投資金額の規模では、マイニング分野への出資が最も大きく、累計で21億ドル以上に達し、他の分野を大きく引き離している。その中で最大の案件は、ドイツのマイニング企業Northern Data AGに対する出資で、Tetherは同社に5.75億ドルの債務ファイナンスと6.1億ドルの信用枠を提供した。Volcano Energy、Northern Data、Bitdeerもそれぞれ数億ドルの投資を受けている。次いでメディア分野で、Tetherの累計投資額は7.8億ドルに達しており、その大部分(7.75億ドル)がRumbleへの出資に充てられた。PANewsの報道によれば、この巨額投資には強い政治的色合いがあり、トランプ陣営とのビジネス戦略とも言える。Rumbleは米国トランプ元大統領と深い関係にあり、「トランプ関連銘柄」とも呼ばれている。米副大統領JD・バンスのVCファンドNarya Capital ManagementもRumbleに出資していた。

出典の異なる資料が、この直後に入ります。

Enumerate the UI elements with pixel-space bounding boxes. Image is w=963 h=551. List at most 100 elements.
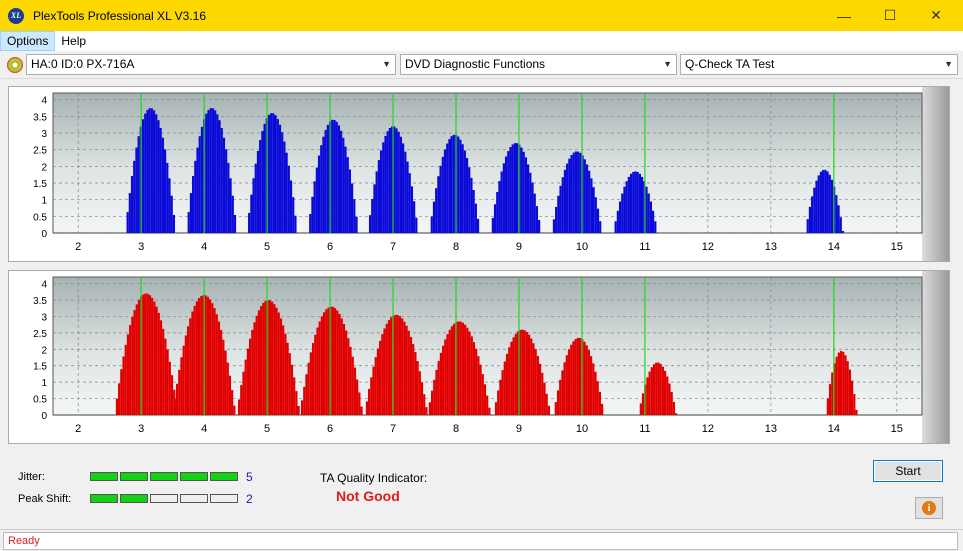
data-bar <box>209 108 212 233</box>
data-bar <box>508 347 511 415</box>
data-bar <box>527 164 530 233</box>
data-bar <box>297 405 300 415</box>
menu-help[interactable]: Help <box>61 34 87 48</box>
data-bar <box>534 349 537 415</box>
jitter-segment <box>180 472 208 481</box>
data-bar <box>583 159 586 233</box>
x-tick-label: 14 <box>828 241 840 253</box>
data-bar <box>412 344 415 415</box>
data-bar <box>266 300 269 415</box>
y-tick-label: 2.5 <box>33 329 47 340</box>
data-bar <box>674 413 678 415</box>
ta-quality-label: TA Quality Indicator: <box>320 471 428 485</box>
data-bar <box>262 302 265 415</box>
chart-side-shade <box>922 271 949 443</box>
data-bar <box>839 350 843 415</box>
data-bar <box>374 357 377 415</box>
info-button[interactable]: i <box>915 497 943 519</box>
data-bar <box>360 406 363 415</box>
data-bar <box>146 109 149 233</box>
data-bar <box>568 158 571 233</box>
data-bar <box>161 137 164 233</box>
function-select[interactable]: DVD Diagnostic Functions ▼ <box>400 54 677 75</box>
data-bar <box>195 301 198 415</box>
data-bar <box>663 370 667 415</box>
close-button[interactable]: ✕ <box>930 7 942 23</box>
x-tick-label: 10 <box>576 423 588 435</box>
data-bar <box>514 333 517 415</box>
minimize-button[interactable]: — <box>837 7 851 24</box>
menu-options[interactable]: Options <box>0 31 56 51</box>
data-bar <box>211 108 215 233</box>
data-bar <box>342 323 346 415</box>
peak-shift-value: 2 <box>246 492 253 506</box>
data-bar <box>570 155 573 233</box>
jitter-segment <box>210 472 238 481</box>
data-bar <box>409 336 413 415</box>
data-bar <box>251 329 254 415</box>
data-bar <box>226 362 229 415</box>
data-bar <box>647 193 650 233</box>
status-text: Ready <box>3 532 958 550</box>
data-bar <box>202 295 205 415</box>
data-bar <box>224 350 227 415</box>
data-bar <box>538 363 542 415</box>
data-bar <box>556 390 560 415</box>
maximize-button[interactable]: ☐ <box>883 7 897 23</box>
x-tick-label: 14 <box>828 423 840 435</box>
data-bar <box>180 357 183 415</box>
x-tick-label: 12 <box>702 423 714 435</box>
data-bar <box>525 331 528 415</box>
data-bar <box>231 195 234 233</box>
data-bar <box>240 385 243 415</box>
data-bar <box>446 143 449 233</box>
data-bar <box>668 383 671 415</box>
data-bar <box>652 364 656 415</box>
test-select[interactable]: Q-Check TA Test ▼ <box>680 54 958 75</box>
data-bar <box>398 316 402 415</box>
data-bar <box>574 151 578 233</box>
data-bar <box>318 321 321 415</box>
peak-shift-segment <box>120 494 148 503</box>
start-button[interactable]: Start <box>873 460 943 482</box>
results-panel: Jitter: 5 Peak Shift: 2 TA Quality Indic… <box>8 452 950 526</box>
data-bar <box>152 110 156 233</box>
data-bar <box>572 152 575 233</box>
data-bar <box>242 371 245 415</box>
data-bar <box>261 131 264 233</box>
y-tick-label: 1.5 <box>33 179 47 190</box>
data-bar <box>416 361 419 415</box>
data-bar <box>592 187 595 233</box>
data-bar <box>168 178 171 233</box>
data-bar <box>638 173 641 233</box>
data-bar <box>529 172 532 233</box>
data-bar <box>191 311 194 415</box>
x-tick-label: 3 <box>138 241 144 253</box>
data-bar <box>303 386 306 415</box>
drive-select[interactable]: HA:0 ID:0 PX-716A ▼ <box>26 54 396 75</box>
data-bar <box>555 206 558 233</box>
data-bar <box>592 363 595 415</box>
data-bar <box>516 331 520 415</box>
data-bar <box>159 128 162 233</box>
data-bar <box>623 186 626 233</box>
y-tick-label: 2 <box>41 162 47 173</box>
data-bar <box>443 149 447 233</box>
data-bar <box>643 181 646 233</box>
data-bar <box>545 393 548 415</box>
data-bar <box>625 181 628 233</box>
data-bar <box>649 201 653 233</box>
data-bar <box>475 348 478 415</box>
data-bar <box>371 198 374 233</box>
peak-shift-segment <box>150 494 178 503</box>
land-chart-svg: 4 3.5 3 2.5 2 1.5 1 0.5 0 2 3 4 5 6 7 8 9 10 11 12 13 14 15 <box>33 87 949 261</box>
data-bar <box>439 352 443 415</box>
data-bar <box>248 212 251 233</box>
data-bar <box>314 334 317 415</box>
peak-shift-meter <box>90 494 238 503</box>
y-tick-label: 1 <box>41 378 47 389</box>
data-bar <box>476 218 480 233</box>
data-bar <box>450 326 454 415</box>
data-bar <box>193 305 196 415</box>
data-bar <box>672 401 675 415</box>
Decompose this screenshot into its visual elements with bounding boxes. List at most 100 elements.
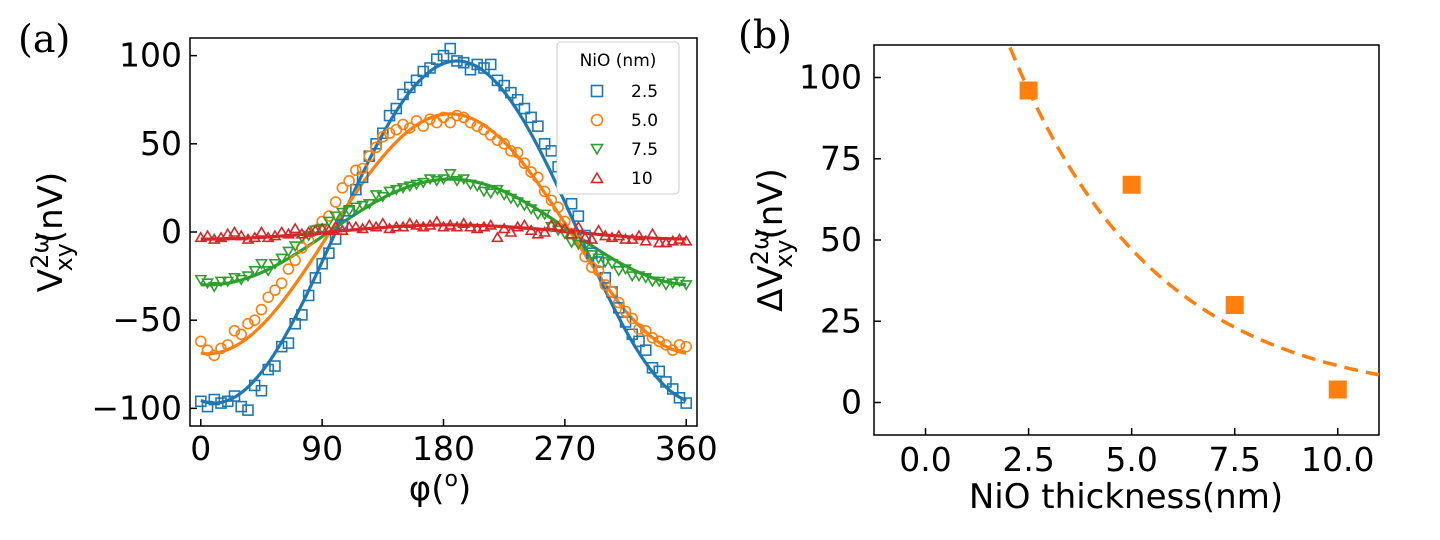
data-point-5.0 (532, 171, 544, 184)
data-point-5.0 (444, 116, 457, 129)
panel-b-fit-curve (1008, 46, 1380, 377)
panel-b-y-ticks: 0 25 50 75 100 (799, 58, 881, 422)
data-point-7.5 (430, 176, 444, 187)
data-point-10 (228, 225, 241, 237)
data-point-5.0 (255, 303, 268, 316)
fit-line-5.0 (200, 112, 687, 356)
data-point-10 (673, 232, 686, 244)
data-point-10 (565, 227, 578, 239)
data-point-5.0 (451, 109, 463, 122)
data-point-7.5 (241, 271, 255, 283)
data-point-2.5 (457, 56, 470, 69)
data-point-2.5 (255, 384, 268, 397)
panel-a-x-ticks: 0 90 180 270 360 (190, 419, 718, 468)
data-point-5.0 (350, 164, 362, 177)
fit-dashed-line (1008, 46, 1380, 377)
data-point-10 (234, 229, 248, 241)
data-point-10 (652, 236, 666, 248)
data-point-10 (679, 234, 693, 246)
data-point-10 (457, 217, 471, 228)
data-point-2.5 (350, 183, 362, 196)
data-point-2.5 (269, 360, 281, 372)
data-point-2.5 (612, 302, 625, 314)
data-point-5.0 (464, 116, 477, 129)
x-tick-label: 90 (301, 429, 343, 468)
legend-label-5.0: 5.0 (631, 111, 658, 131)
data-point-5.0 (289, 254, 301, 267)
x-tick-label: 2.5 (1002, 440, 1054, 479)
data-point-2.5 (316, 257, 328, 270)
data-point-2.5 (309, 272, 322, 284)
data-point-10 (255, 225, 268, 237)
data-point-7.5 (619, 264, 632, 276)
data-point-10 (376, 217, 390, 228)
data-point-7.5 (342, 206, 356, 217)
data-point-10 (504, 225, 518, 237)
x-tick-label: 360 (655, 429, 718, 468)
data-point-2.5 (666, 383, 679, 395)
data-point-7.5 (356, 200, 369, 212)
data-point-7.5 (491, 184, 504, 196)
x-tick-label: 0.0 (899, 440, 951, 479)
data-point-2.5 (228, 390, 241, 402)
data-point-2.5 (444, 42, 457, 55)
data-point-10 (544, 218, 558, 230)
data-point-7.5 (275, 253, 289, 265)
data-point-10 (639, 234, 653, 246)
data-point-2.5 (296, 309, 308, 321)
data-point-5.0 (518, 157, 531, 170)
data-point-5.0 (639, 324, 652, 337)
data-point-5.0 (194, 335, 207, 348)
data-point-5.0 (491, 134, 504, 147)
data-point-2.5 (660, 376, 672, 388)
data-point-10 (248, 231, 262, 243)
data-point-7.5 (261, 265, 275, 277)
data-point-5.0 (215, 342, 227, 355)
legend-title: NiO (nm) (580, 51, 657, 71)
data-point-5.0 (282, 263, 295, 275)
data-point-2.5 (410, 74, 423, 87)
data-point-2.5 (505, 86, 517, 99)
panel-a-x-axis-title: φ(o) (409, 467, 471, 509)
data-point-7.5 (234, 274, 248, 286)
data-point-2.5 (498, 79, 510, 92)
data-point-2.5 (639, 344, 652, 356)
data-point (1225, 296, 1244, 314)
data-point-10 (524, 224, 538, 236)
data-point-5.0 (383, 127, 396, 140)
data-point-2.5 (538, 138, 551, 150)
data-point-5.0 (343, 175, 355, 187)
data-point-2.5 (424, 62, 436, 74)
data-point-2.5 (451, 55, 463, 67)
panel-a-y-ticks: −100 −50 0 50 100 (91, 36, 197, 427)
panel-b-label: (b) (738, 13, 792, 57)
data-point-5.0 (505, 145, 517, 157)
data-point (1019, 81, 1038, 100)
data-point-5.0 (626, 312, 639, 325)
data-point-7.5 (666, 278, 680, 290)
data-point-10 (592, 224, 605, 236)
y-tick-label: 25 (820, 301, 862, 340)
legend-label-2.5: 2.5 (631, 82, 658, 102)
data-point-5.0 (646, 332, 659, 344)
data-point-7.5 (457, 174, 471, 186)
data-point-5.0 (680, 340, 693, 353)
data-point-2.5 (680, 397, 693, 409)
data-point-2.5 (646, 361, 659, 374)
data-point-2.5 (653, 365, 666, 378)
data-point-2.5 (329, 233, 342, 245)
data-point-10 (646, 227, 659, 239)
data-point-2.5 (275, 340, 288, 353)
panel-b-plot-frame (873, 44, 1380, 436)
data-point-7.5 (558, 228, 572, 240)
data-point-7.5 (470, 181, 484, 193)
data-point-7.5 (214, 276, 228, 288)
data-point-2.5 (484, 58, 497, 71)
legend-marker-10 (590, 171, 604, 184)
data-point-10 (571, 220, 585, 232)
data-point-7.5 (416, 177, 430, 189)
data-point-2.5 (242, 404, 254, 416)
data-point (1328, 380, 1347, 399)
data-point-7.5 (383, 186, 396, 198)
y-tick-label: 75 (820, 139, 862, 178)
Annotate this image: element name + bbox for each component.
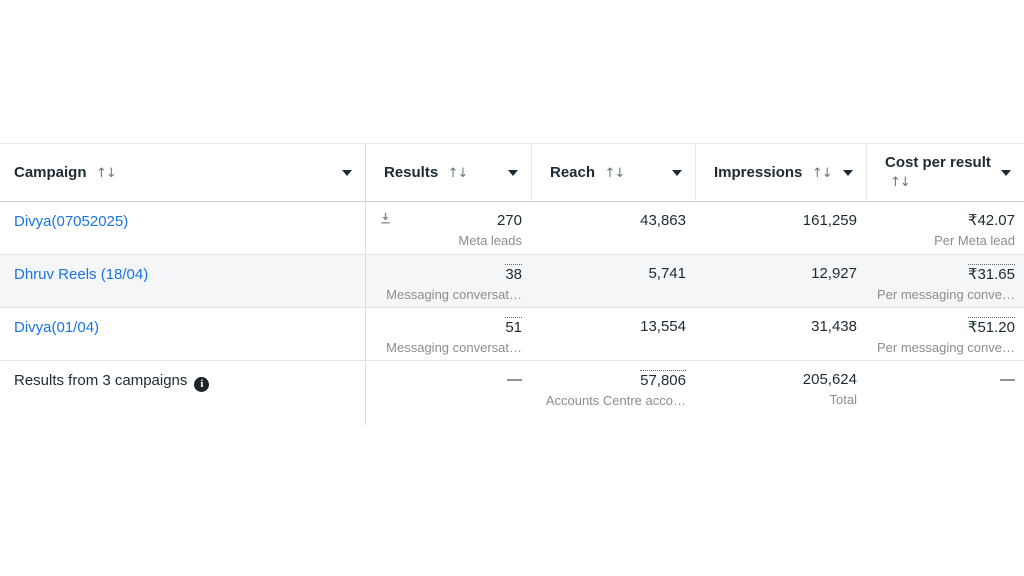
cost-per-result-cell: ₹51.20 Per messaging conve… [866,308,1024,360]
column-header-cost-per-result[interactable]: Cost per result ↑↓ [866,144,1024,201]
column-label-impressions: Impressions [714,163,803,181]
sort-icon[interactable]: ↑↓ [890,175,911,190]
cost-per-result-cell: ₹42.07 Per Meta lead [866,202,1024,254]
column-header-campaign[interactable]: Campaign ↑↓ [0,144,366,201]
reach-cell: 13,554 [531,308,695,360]
campaign-name-cell: Dhruv Reels (18/04) [0,255,366,307]
table-row: Divya(01/04) 51 Messaging conversat… 13,… [0,308,1024,361]
impressions-total-value: 205,624 [802,371,857,388]
column-label-reach: Reach [550,163,596,181]
results-value: 51 [505,317,522,336]
table-summary-row: Results from 3 campaigns i — 57,806 Accou… [0,361,1024,425]
column-label-campaign: Campaign [14,163,87,181]
cost-total-cell: — [866,361,1024,425]
impressions-cell: 31,438 [695,308,866,360]
reach-cell: 43,863 [531,202,695,254]
reach-cell: 5,741 [531,255,695,307]
chevron-down-icon[interactable] [342,169,352,176]
chevron-down-icon[interactable] [1001,169,1011,176]
cost-sublabel: Per messaging conve… [876,287,1015,302]
table-row: Dhruv Reels (18/04) 38 Messaging convers… [0,255,1024,308]
reach-value: 43,863 [640,212,686,229]
table-row: Divya(07052025) 270 Meta leads 43,863 16… [0,202,1024,255]
sort-icon[interactable]: ↑↓ [447,165,469,181]
reach-total-sublabel: Accounts Centre acco… [545,393,686,408]
column-label-results: Results [384,163,439,181]
chevron-down-icon[interactable] [508,169,518,176]
cost-per-result-cell: ₹31.65 Per messaging conve… [866,255,1024,307]
results-sublabel: Meta leads [458,233,522,248]
results-cell: 38 Messaging conversat… [366,255,531,307]
summary-label: Results from 3 campaigns [14,372,188,389]
info-icon[interactable]: i [194,376,210,392]
campaigns-table: Campaign ↑↓ Results ↑↓ Reach ↑↓ Impressi… [0,143,1024,425]
reach-value: 13,554 [640,318,686,335]
chevron-down-icon[interactable] [672,169,682,176]
download-icon[interactable] [378,211,393,226]
results-cell: 51 Messaging conversat… [366,308,531,360]
cost-total-value: — [1000,371,1015,388]
campaign-name-cell: Divya(01/04) [0,308,366,360]
info-glyph: i [200,378,204,390]
table-header-row: Campaign ↑↓ Results ↑↓ Reach ↑↓ Impressi… [0,144,1024,202]
results-cell: 270 Meta leads [366,202,531,254]
sort-icon[interactable]: ↑↓ [604,165,625,181]
results-total-cell: — [366,361,531,425]
cost-value: ₹31.65 [967,264,1015,283]
results-value: 38 [505,264,522,283]
column-header-reach[interactable]: Reach ↑↓ [531,144,695,201]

農業分野では、2件の投資を通じてアルゼンチンの大手農業企業Adecoagroの株式70%を取得しており、総投資額は7.1億ドルを超える。また、バイオテクノロジー企業Blackrock Neurotechの過半数株式を2億ドルで買収しており、同社の評価額は3.5億ドルだった。
時間軸で見ると、2021年から2024年9月までは、Tetherは主に暗号資産基盤、特にマイニングと決済分野に集中していた。その後、投資のペースは明らかに加速し、戦略もますます多角化。単一領域から複数産業にわたるグローバル展開へと拡大している。
Tetherは多角的投資とステーブルコイン市場での支配的地位により、強固な暗号資産ビジネス帝国を築き上げたが、暗号市場の成熟化と規制環境の変化に伴い、今後はより複雑な課題に直面することになるだろう。それは、変化に富むグローバル舞台の中で、いかに革新、コンプライアンス、拡張のバランスを取るかにかかっている。